Usulan Komisi Pemberantasan Korupsi (KPK) untuk menghentikan penyaluran dana APBD untuk klub-klub sepak bola professional pada 2012 akan berimplikasi cukup besar dalam memajukan wajah persepakbolaan di seantero Indonesia.
“Jika itu sudah menjadi kebijakan pemerintah melalui Mendagri nanti dan sudah jelas dalam pelarangan itu, maka hal itu harus dilaksanakan dengan konsekwen. Namun juga perlu diingat bahwa dalam pelarangan itu ada implikasinya. Saya memperkirakan jika hal itu diterapkan akan banyak klub-klub sepak bola professional maupun amatir akan mati suri,” kata anggota Komisi X DPR RI, Ir. H. Zulfadhli, belum lama ini.
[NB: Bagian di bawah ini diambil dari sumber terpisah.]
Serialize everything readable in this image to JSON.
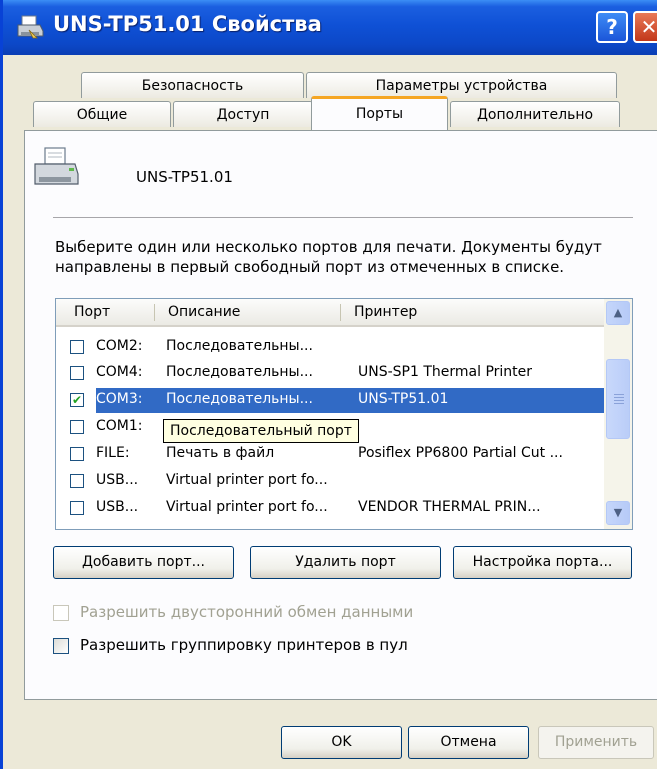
{
  "window": {
    "title": "UNS-TP51.01 Свойства",
    "help_glyph": "?",
    "close_glyph": "✕"
  },
  "tabs": {
    "row1": [
      "Безопасность",
      "Параметры устройства"
    ],
    "row2": [
      "Общие",
      "Доступ",
      "Порты",
      "Дополнительно"
    ],
    "active": "Порты"
  },
  "printer": {
    "name": "UNS-TP51.01",
    "icon": "printer-icon"
  },
  "description": "Выберите один или несколько портов для печати. Документы будут направлены в первый свободный порт из отмеченных в списке.",
  "port_list": {
    "columns": [
      "Порт",
      "Описание",
      "Принтер"
    ],
    "rows": [
      {
        "port": "COM2:",
        "desc": "Последовательны...",
        "printer": "",
        "checked": false,
        "selected": false
      },
      {
        "port": "COM4:",
        "desc": "Последовательны...",
        "printer": "UNS-SP1 Thermal Printer",
        "checked": false,
        "selected": false
      },
      {
        "port": "COM3:",
        "desc": "Последовательны...",
        "printer": "UNS-TP51.01",
        "checked": true,
        "selected": true
      },
      {
        "port": "COM1:",
        "desc": "",
        "printer": "",
        "checked": false,
        "selected": false
      },
      {
        "port": "FILE:",
        "desc": "Печать в файл",
        "printer": "Posiflex PP6800 Partial Cut ...",
        "checked": false,
        "selected": false
      },
      {
        "port": "USB...",
        "desc": "Virtual printer port fo...",
        "printer": "",
        "checked": false,
        "selected": false
      },
      {
        "port": "USB...",
        "desc": "Virtual printer port fo...",
        "printer": "VENDOR THERMAL PRIN...",
        "checked": false,
        "selected": false
      }
    ],
    "tooltip": "Последовательный порт",
    "scroll_up_glyph": "▲",
    "scroll_down_glyph": "▼",
    "check_glyph": "✔"
  },
  "port_buttons": {
    "add": "Добавить порт...",
    "delete": "Удалить порт",
    "configure": "Настройка порта..."
  },
  "options": {
    "bidirectional": {
      "label": "Разрешить двусторонний обмен данными",
      "checked": false,
      "enabled": false
    },
    "pooling": {
      "label": "Разрешить группировку принтеров в пул",
      "checked": false,
      "enabled": true
    }
  },
  "dialog_buttons": {
    "ok": "OK",
    "cancel": "Отмена",
    "apply": "Применить"
  },
  "colors": {
    "selection": "#316ac5",
    "titlebar": "#0f51d6",
    "tab_highlight": "#f5a623"
  }
}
Menurutnya, implikasi terbesar yang akan terjadi jika pelarangan itu diterapkan maka akan membuat klub sepak bola mengalami mati suri atau kolaps, bahkan membubarkan diri.
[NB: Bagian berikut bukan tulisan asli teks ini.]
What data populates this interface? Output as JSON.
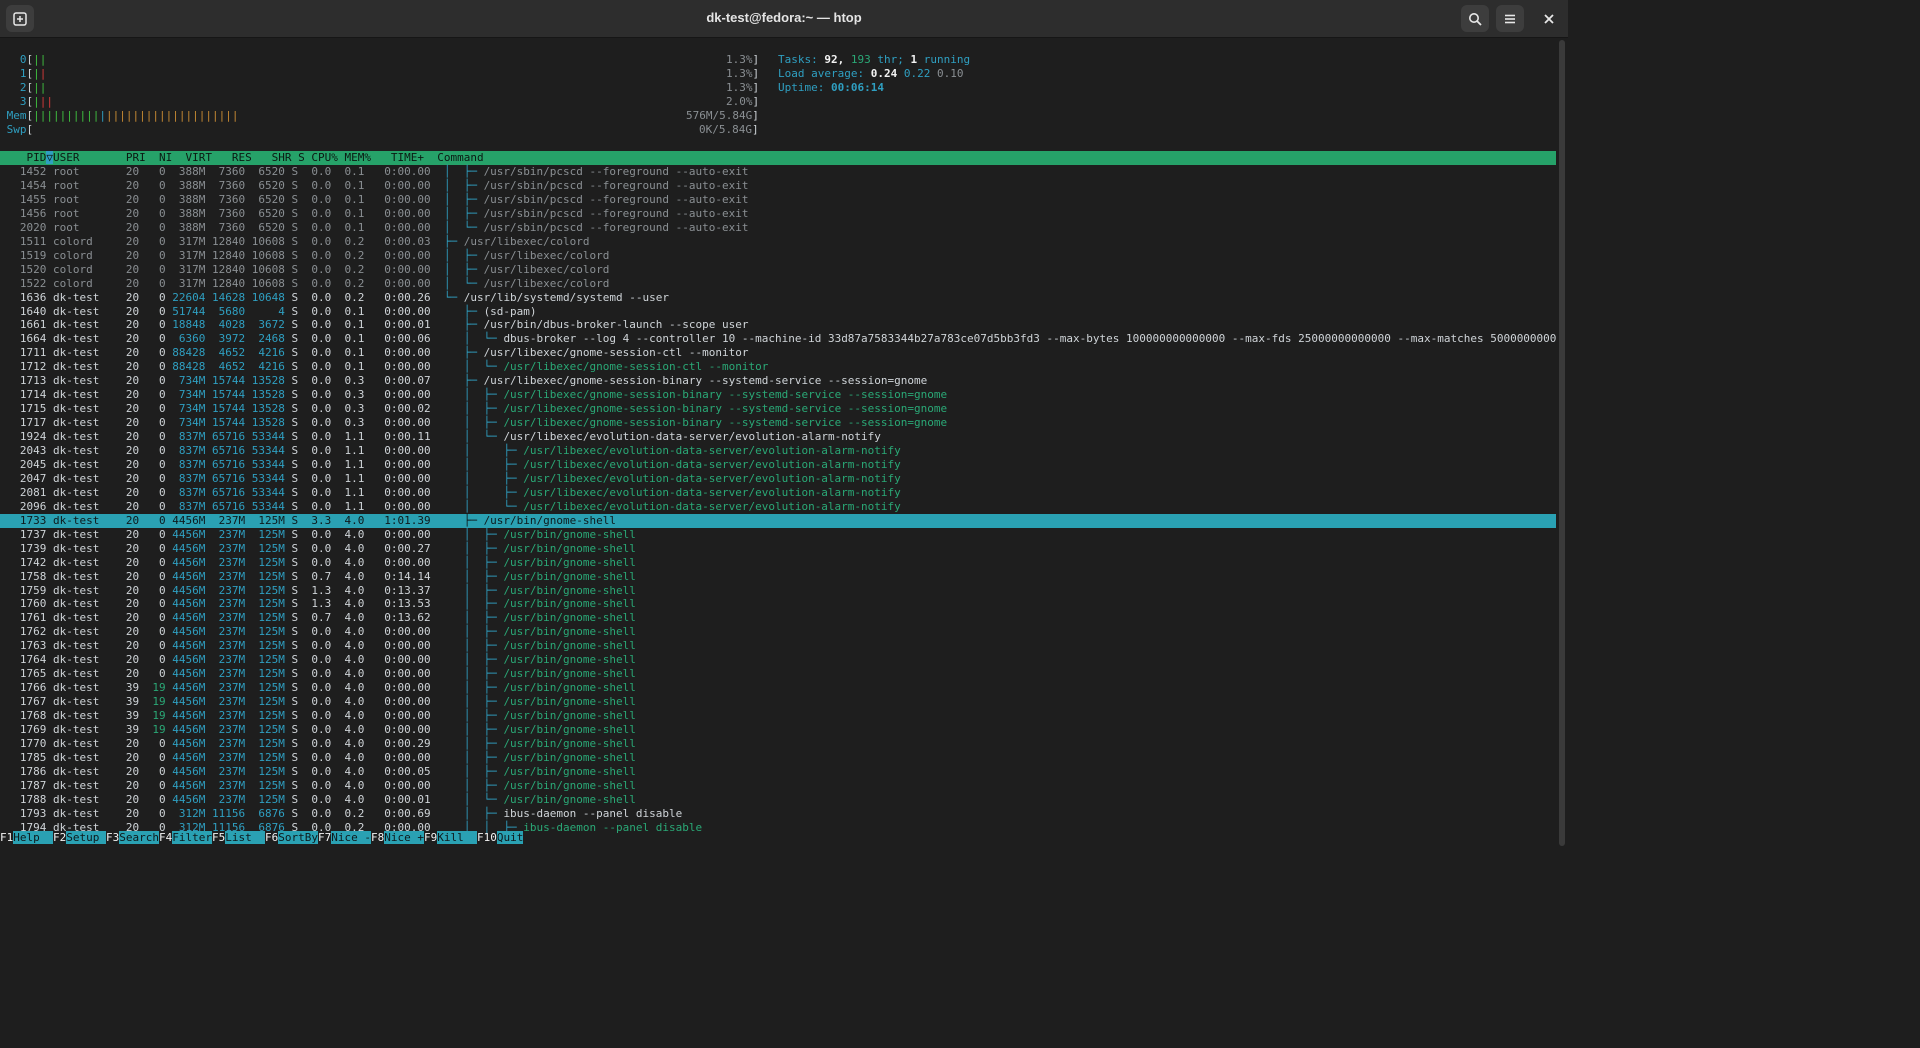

“Kita sudah memiliki pengalaman yang terjadi di Kota Pontianak. Begitu tidak lagi mendapatkan kucuran dana APBD, maka klub sepak bola kebanggaan milik Kalbar prestasinya menjadi menurun. Dan konsekuensinya harus diterima,” tegas Zulfadhli.
Legislator Partai Golkar itu menilai, sejauh ini klub sepak bola di daerah masih kesulitan untuk mendapatkan sponsor. Ironisnya, kata dia, di saat wajah persepakbolaan Indonesia ingin maju, namun dengan adanya peristiwa ini tentu akan membuat klub-klub sepak bola di Indonesia akan semakin berkurang atau bahkan menghilang ditelan zaman.
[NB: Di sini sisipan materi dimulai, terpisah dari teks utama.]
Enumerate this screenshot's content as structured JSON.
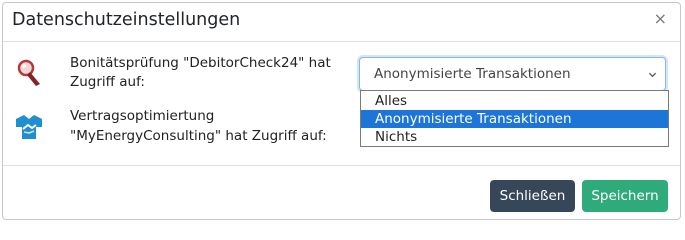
{
  "dialog": {
    "title": "Datenschutzeinstellungen",
    "close_glyph": "×"
  },
  "rows": [
    {
      "icon": "magnifier-icon",
      "label_line1": "Bonitätsprüfung \"DebitorCheck24\" hat",
      "label_line2": "Zugriff auf:"
    },
    {
      "icon": "handshake-icon",
      "label_line1": "Vertragsoptimiertung",
      "label_line2": "\"MyEnergyConsulting\" hat Zugriff auf:"
    }
  ],
  "select": {
    "value": "Anonymisierte Transaktionen",
    "options": [
      "Alles",
      "Anonymisierte Transaktionen",
      "Nichts"
    ],
    "selected_index": 1
  },
  "footer": {
    "close_label": "Schließen",
    "save_label": "Speichern"
  },
  "colors": {
    "close_button": "#36475a",
    "save_button": "#2eaa7b",
    "selected_option": "#1e75d8"
  }
}
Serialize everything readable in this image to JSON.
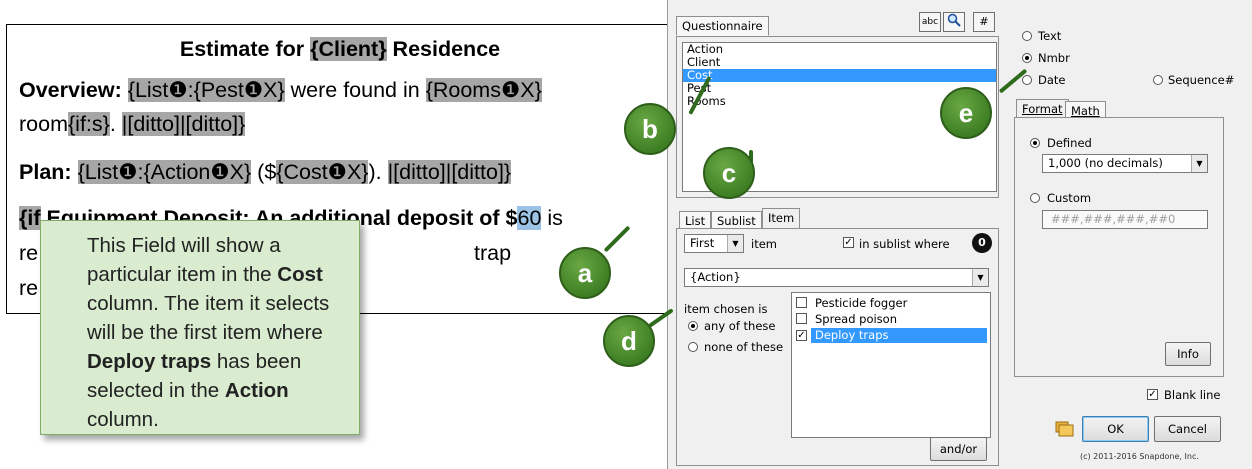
{
  "document": {
    "title_prefix": "Estimate for ",
    "title_field": "{Client}",
    "title_suffix": " Residence",
    "overview_label": "Overview:",
    "overview_pre": " ",
    "overview_f1": "{List❶:{Pest❶X}",
    "overview_mid": " were found in ",
    "overview_f2": "{Rooms❶X}",
    "line2_pre": "room",
    "line2_f1": "{if:s}",
    "line2_mid": ". ",
    "line2_f2": "|[ditto]|[ditto]}",
    "plan_label": "Plan:",
    "plan_pre": " ",
    "plan_f1": "{List❶:{Action❶X}",
    "plan_mid1": " ($",
    "plan_f2": "{Cost❶X}",
    "plan_mid2": "). ",
    "plan_f3": "|[ditto]|[ditto]}",
    "line4_f1": "{if",
    "line4_rest": " Equipment Deposit: An additional deposit of $",
    "line4_sel": "60",
    "line4_tail": " is",
    "line5_pre": "re",
    "line5_trap": "trap",
    "line6_pre": "re"
  },
  "callout": {
    "p1": "This Field will show a particular item in the ",
    "p1_bold": "Cost",
    "p2": " column. The item it selects will be the first item where ",
    "p2_bold": "Deploy traps",
    "p3": " has been selected in the ",
    "p3_bold": "Action",
    "p4": " column."
  },
  "bubbles": {
    "a": "a",
    "b": "b",
    "c": "c",
    "d": "d",
    "e": "e"
  },
  "dialog": {
    "questionnaire_tab": "Questionnaire",
    "toolbar": {
      "abc": "abc",
      "search_icon": "magnifier",
      "hash": "#"
    },
    "fields": [
      "Action",
      "Client",
      "Cost",
      "Pest",
      "Rooms"
    ],
    "selected_field": "Cost",
    "lower_tabs": [
      "List",
      "Sublist",
      "Item"
    ],
    "item_position": "First",
    "item_label": "item",
    "in_sublist_label": "in sublist where",
    "sublist_number": "0",
    "action_combo": "{Action}",
    "item_chosen_is": "item chosen is",
    "any_of_these": "any of these",
    "none_of_these": "none of these",
    "options": [
      {
        "label": "Pesticide fogger",
        "checked": false,
        "selected": false
      },
      {
        "label": "Spread poison",
        "checked": false,
        "selected": false
      },
      {
        "label": "Deploy traps",
        "checked": true,
        "selected": true
      }
    ],
    "and_or": "and/or",
    "type_radios": {
      "text": "Text",
      "nmbr": "Nmbr",
      "date": "Date",
      "sequence": "Sequence#"
    },
    "format_tabs": [
      "Format",
      "Math"
    ],
    "defined_label": "Defined",
    "defined_value": "1,000 (no decimals)",
    "custom_label": "Custom",
    "custom_placeholder": "###,###,###,##0",
    "info_button": "Info",
    "blank_line": "Blank line",
    "ok": "OK",
    "cancel": "Cancel",
    "copyright": "(c) 2011-2016 Snapdone, Inc."
  }
}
“Untuk itu diperlukan sebuah kreatifitas dari para pemimpin daerah yang ingin memajukan dunia sepak bola dalam memfasilitasi klub sepak bola dengan pihak ketiga. Saya yakin, hal itu pasti ada. Yang penting kepala daerah itu kreatif dalam membangun kerja sama dengan pihak ketiga dari klub tersebut. Seperti sponsor atau hal lainnya,” kata bang Zul sapaan akrab Zulfadhli.
Bang Zul tidak menampik implikasi terbesar yang akan dialami klub itu akan terjadi dampak negatif. Dalam arti adanya sistem gambling ataupun menjaring dana sepak bola klub dengan membuka SDSB atau Porkas kepada masyarakat.
“Sifat dari implikasi itu bisa saja mencapai hal ke sana. Kita berharap sepak bola ini bisa fair play dan terlepas dari unsur-unsur gambling. Dan berharap klub sepak bola itu dilepaskan dari segi pembiayaan,” timpalnya.
Dirinya berharap, pemerintah yang memiliki klub sepak bola lokal tidak melaksanakan ataupun menarik dana untuk kepentingan klub sepak bola tersebut melalui SDSB maupun Porkas yang bersifat lokal, apabila usulan KPK itu memang diterapkan pada tahun depan.
Sementara itu, Menegpora, Andi Malarangeng dalam acara pemaparan kajian KPK tentang penggunaan APBD untuk sepak bola di Gedung KPK, Jakarta, beberapa waktu lalu, mengatakan Liga Super dan lain-lain (yang termasuk profesional) tidak perlu lagi dapat anggaran APBD. Tapi menurutnya, tetap memperbolehkan ada anggaran APBD untuk sekolah sepak bola atau kejuaraan amatir daerah antarsekolah. “Misalnya, kejuaraan yang sifatnya amatir,” ujar Menegpora.